A long-brewing debate over nursing shortages in California and their relation to nursing school enrollment caps has spilled over into the court system.

The California Board of Registered Nursing (BRN) may be contributing to a severe nursing shortage by capping the number of students that nursing schools in the state can accept, a recent lawsuit asserts—while the BRN itself claims there is no nursing shortage at all.

The lawsuit—filed by the American Career College (ACC) in Los Angeles Superior Court on Jan. 2—claims that the Board repeatedly uses “underground regulations” to exert its authority and restrict enrollment.

The term “underground regulations” refers to any attempt by a state agency to enforce a rule without following the legally-binding Administrative Procedures Act.

“The BRN’s attempt to limit enrollment of nursing students at ACC campuses through underground regulations based on the BRN’s strained interpretation of statutes comes at a time of a nursing shortage in the state of California,” the lawsuit claims.

The BRN contests the notion that the state is experiencing a nursing shortage.

“When viewed by region, some areas of California have an oversupply of nurses, while a few others, such as the Central Valley, have a shortage,” the Board told The Epoch Times via email, citing a recent University of California–San Francisco, study.

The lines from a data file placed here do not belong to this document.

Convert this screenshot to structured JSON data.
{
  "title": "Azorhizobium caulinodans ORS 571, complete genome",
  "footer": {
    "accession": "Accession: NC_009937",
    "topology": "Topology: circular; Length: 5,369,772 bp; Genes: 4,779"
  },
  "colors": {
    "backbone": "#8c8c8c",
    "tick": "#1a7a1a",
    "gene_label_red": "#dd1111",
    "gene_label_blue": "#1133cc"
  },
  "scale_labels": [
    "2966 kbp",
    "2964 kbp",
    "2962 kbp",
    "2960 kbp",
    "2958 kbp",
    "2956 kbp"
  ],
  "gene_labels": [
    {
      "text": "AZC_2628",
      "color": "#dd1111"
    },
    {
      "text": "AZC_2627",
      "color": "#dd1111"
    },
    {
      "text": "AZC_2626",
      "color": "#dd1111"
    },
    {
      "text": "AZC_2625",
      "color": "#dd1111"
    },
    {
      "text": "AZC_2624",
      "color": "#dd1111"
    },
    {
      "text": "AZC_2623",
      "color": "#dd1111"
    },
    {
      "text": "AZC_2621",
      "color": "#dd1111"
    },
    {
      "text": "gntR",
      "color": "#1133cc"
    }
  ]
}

A 2017 study commissioned by the U.S. Department of Health and Human Services projects a deficit of 44,500 nurses across the state within the next decade—numbers the lawsuit claims are a direct result of the Board’s actions to limit enrollment.

“BRN has recently engaged in a series of extra-legal attempts to [grant] itself powers denied to it under the unambiguous terms of the California Nursing Practices Act to dictate how many students a nursing school can enroll,” the lawsuit states.

The lawsuit claims BRN has no legal authority to cap enrollment, but BRN nonetheless requires nursing schools to get its approval before “changing their enrollment numbers by a single student.”

The Board told The Epoch Times: “Protection of the public is the highest priority for the Board of Registered Nursing in exercising its regulatory role, including its role in ensuring the education of safe and competent registered nurses. The Board has approved additional educational opportunities in areas where shortages have been shown.”

ACC is a college of health care professions with campuses in Anaheim, Los Angeles, and Ontario. It has educated over 50,000 nursing and health care students over the past four decades. In 2018, more than 90 percent of its nursing graduates passed their licensing exam and obtained jobs within 90 days.

According to BRN’s own data, about 22,000 qualified applicants to nursing programs in the state were denied admission due to enrollment caps in 2016–17, the lawsuit states.

“The ability of a nursing school to provide this training is one of many elements the Board considers as part of school approval,” the BRN told The Epoch Times. “The hands-on clinical training nursing students receive in the field with actual patients is important to the education of safe and competent registered nurses.

“Changes in the health care landscape, combined with the explosion in new nursing schools and the expansion of existing schools, have impacted multiple schools’ ability to provide this critical training to their students,” BRN added.

The suit is asking for a peremptory writ of mandate declaring that BRN does not have the authority, power, or purview to cap nursing school enrollment.

Chris Karr is a California-based reporter for the The Epoch Times. He has been writing for 20 years. His articles, features, reviews, interviews, and essays have been published in a variety of online periodicals.